The sales of smartwatches, computer monitors and televisions manufactured by companies in China are expected to fall by millions of units in the first quarter of the year, according to research released last month by TrendForce.
Goldman Sachs' analysis highlights how the decrease can translate into a multi-billion dollar hit for some of the larger companies affected by the outbreak. Especially since some companies might not be able to cut costs as much as others, the report notes.
"We assume that labor-intensive fabrication-type and downstream companies are likely to be particularly susceptible to fixed-cost burdens due to their low profit margins as a percentage of production value and low utilization rates," the note reads.
The analysis expects Apple manufacturer Hon Hai, also known as Foxconn, to see a more than 4% reduction in sales with about 70% of its production in China. Foxconn Industrial Internet, a subsidiary of Foxconn, is expected to see a drop of roughly 4% in sales as a result of lower production levels and decreased demand.

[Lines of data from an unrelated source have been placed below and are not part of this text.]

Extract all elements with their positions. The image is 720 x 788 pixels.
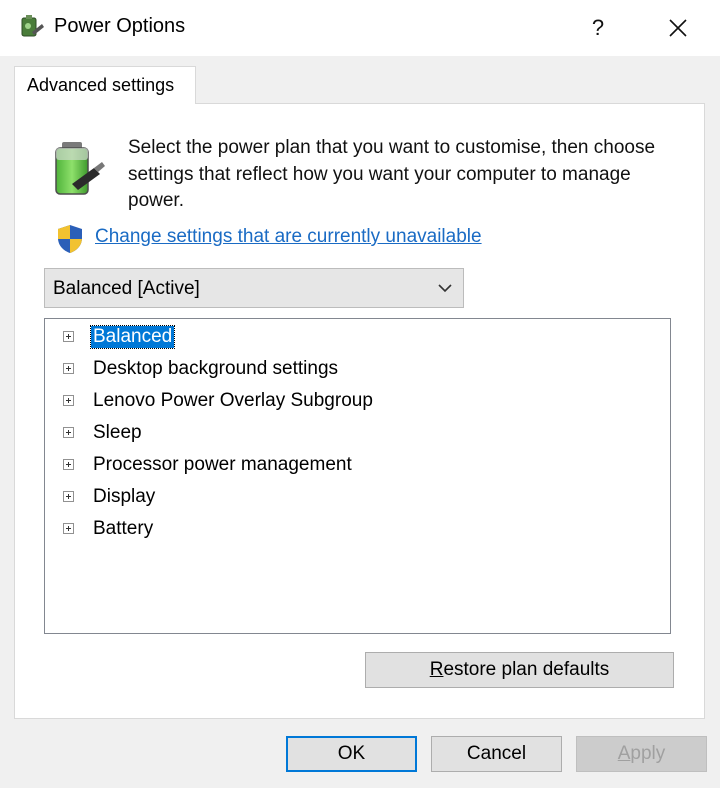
tree-item[interactable]: Balanced	[45, 322, 645, 352]
power-plan-select[interactable]: Balanced [Active]	[44, 268, 464, 308]
expand-plus-icon[interactable]	[63, 459, 74, 470]
tree-item-label: Sleep	[93, 422, 142, 443]
change-settings-link[interactable]: Change settings that are currently unava…	[95, 226, 482, 248]
expand-plus-icon[interactable]	[63, 395, 74, 406]
tree-item-label: Display	[93, 486, 156, 507]
tree-item[interactable]: Lenovo Power Overlay Subgroup	[45, 386, 645, 416]
tab-label: Advanced settings	[27, 75, 175, 95]
restore-mnemonic: R	[429, 659, 444, 680]
tree-item-label: Battery	[93, 518, 154, 539]
expand-plus-icon[interactable]	[63, 523, 74, 534]
ok-button[interactable]: OK	[286, 736, 417, 772]
window-title: Power Options	[54, 15, 186, 37]
help-button[interactable]: ?	[578, 10, 618, 46]
power-options-icon	[21, 15, 44, 37]
tree-item[interactable]: Display	[45, 482, 645, 512]
close-button[interactable]	[656, 10, 700, 46]
restore-label: estore plan defaults	[443, 659, 610, 680]
chevron-down-icon	[438, 284, 452, 293]
apply-label: pply	[630, 743, 666, 764]
tree-item[interactable]: Sleep	[45, 418, 645, 448]
intro-text: Select the power plan that you want to c…	[128, 137, 656, 211]
tree-item-label: Processor power management	[93, 454, 352, 475]
battery-icon	[55, 142, 105, 195]
settings-tree[interactable]: Balanced Desktop background settings Len…	[44, 318, 671, 634]
apply-button[interactable]: Apply	[576, 736, 707, 772]
apply-mnemonic: A	[617, 743, 631, 764]
tree-item[interactable]: Battery	[45, 514, 645, 544]
tree-item[interactable]: Desktop background settings	[45, 354, 645, 384]
close-icon	[669, 19, 687, 37]
expand-plus-icon[interactable]	[63, 363, 74, 374]
tab-advanced-settings[interactable]: Advanced settings	[14, 66, 196, 104]
tree-item-label: Desktop background settings	[93, 358, 339, 379]
tree-item-label: Balanced	[89, 325, 176, 349]
expand-plus-icon[interactable]	[63, 331, 74, 342]
tree-item[interactable]: Processor power management	[45, 450, 645, 480]
expand-plus-icon[interactable]	[63, 427, 74, 438]
tree-item-label: Lenovo Power Overlay Subgroup	[93, 390, 373, 411]
restore-plan-defaults-button[interactable]: Restore plan defaults	[365, 652, 674, 688]
shield-icon	[58, 225, 82, 253]
cancel-button[interactable]: Cancel	[431, 736, 562, 772]
expand-plus-icon[interactable]	[63, 491, 74, 502]
power-plan-value: Balanced [Active]	[53, 278, 200, 299]
title-bar: Power Options ?	[0, 0, 720, 56]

Companies with more production in China will see more of an impact. iFlytek, which has 100% of its production in China, could see a 10% reduction in sales as a result of the outbreak and resulting disruption, according to Goldman Sachs.
As production fell, so did trade. The top eight ports in China reported a 20% year-over-year drop in overall volume for February, according to numbers from the China Ports and Harbours Association cited by the South China Morning Post. The volume decrease has already begun to show up at U.S. ports.

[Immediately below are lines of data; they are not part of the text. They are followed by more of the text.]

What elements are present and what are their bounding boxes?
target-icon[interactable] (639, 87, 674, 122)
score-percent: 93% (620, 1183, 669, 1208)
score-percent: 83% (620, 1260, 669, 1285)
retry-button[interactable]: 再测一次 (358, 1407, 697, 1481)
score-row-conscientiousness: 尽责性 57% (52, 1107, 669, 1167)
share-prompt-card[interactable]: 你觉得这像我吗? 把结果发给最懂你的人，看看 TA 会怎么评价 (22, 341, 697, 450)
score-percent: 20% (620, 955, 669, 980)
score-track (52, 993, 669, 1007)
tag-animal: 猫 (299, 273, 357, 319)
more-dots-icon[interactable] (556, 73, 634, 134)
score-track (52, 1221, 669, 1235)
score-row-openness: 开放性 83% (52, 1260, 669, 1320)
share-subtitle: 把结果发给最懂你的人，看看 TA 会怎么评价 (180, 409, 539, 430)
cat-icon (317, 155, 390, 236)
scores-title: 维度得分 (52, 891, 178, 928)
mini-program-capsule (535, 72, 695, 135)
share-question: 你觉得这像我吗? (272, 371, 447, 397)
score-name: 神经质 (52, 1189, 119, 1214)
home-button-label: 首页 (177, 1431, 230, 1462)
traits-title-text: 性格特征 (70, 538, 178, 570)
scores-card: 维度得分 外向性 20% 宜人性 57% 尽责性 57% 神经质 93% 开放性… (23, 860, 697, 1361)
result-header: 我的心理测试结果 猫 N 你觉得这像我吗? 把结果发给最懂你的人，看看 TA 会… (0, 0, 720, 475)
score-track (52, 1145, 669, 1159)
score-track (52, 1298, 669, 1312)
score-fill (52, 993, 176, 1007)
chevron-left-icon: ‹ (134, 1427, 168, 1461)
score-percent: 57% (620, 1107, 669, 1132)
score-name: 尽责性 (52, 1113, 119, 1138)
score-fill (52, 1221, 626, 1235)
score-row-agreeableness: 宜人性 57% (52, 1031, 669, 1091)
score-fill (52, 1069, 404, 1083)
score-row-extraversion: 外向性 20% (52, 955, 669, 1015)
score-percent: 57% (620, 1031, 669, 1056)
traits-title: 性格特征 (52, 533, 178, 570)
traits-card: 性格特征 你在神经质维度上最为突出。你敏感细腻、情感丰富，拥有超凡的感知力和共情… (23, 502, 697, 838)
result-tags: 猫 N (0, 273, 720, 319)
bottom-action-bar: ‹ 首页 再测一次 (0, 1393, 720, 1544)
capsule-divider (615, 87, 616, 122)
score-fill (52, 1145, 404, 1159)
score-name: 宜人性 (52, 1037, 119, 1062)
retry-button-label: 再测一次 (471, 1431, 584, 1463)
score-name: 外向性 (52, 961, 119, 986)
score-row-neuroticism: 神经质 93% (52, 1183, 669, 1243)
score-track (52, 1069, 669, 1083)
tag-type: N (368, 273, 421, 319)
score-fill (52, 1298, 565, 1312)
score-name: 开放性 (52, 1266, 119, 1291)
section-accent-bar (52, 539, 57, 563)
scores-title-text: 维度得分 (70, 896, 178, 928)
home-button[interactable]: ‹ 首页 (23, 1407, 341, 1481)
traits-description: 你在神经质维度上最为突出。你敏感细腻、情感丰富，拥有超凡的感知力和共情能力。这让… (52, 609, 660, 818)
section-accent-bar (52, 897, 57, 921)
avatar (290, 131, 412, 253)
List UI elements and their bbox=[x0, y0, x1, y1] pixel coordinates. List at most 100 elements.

But Goldman's analysis is just looking at China, so as the coronavirus spreads into and within other countries the impact will too.
Forrester suggests companies should identify key suppliers and manage those relationships carefully. "Identify and keep inventories of critical parts and prioritize your most important business partner relationships so those partners get first claim on help from your staff," Forrester wrote in a report.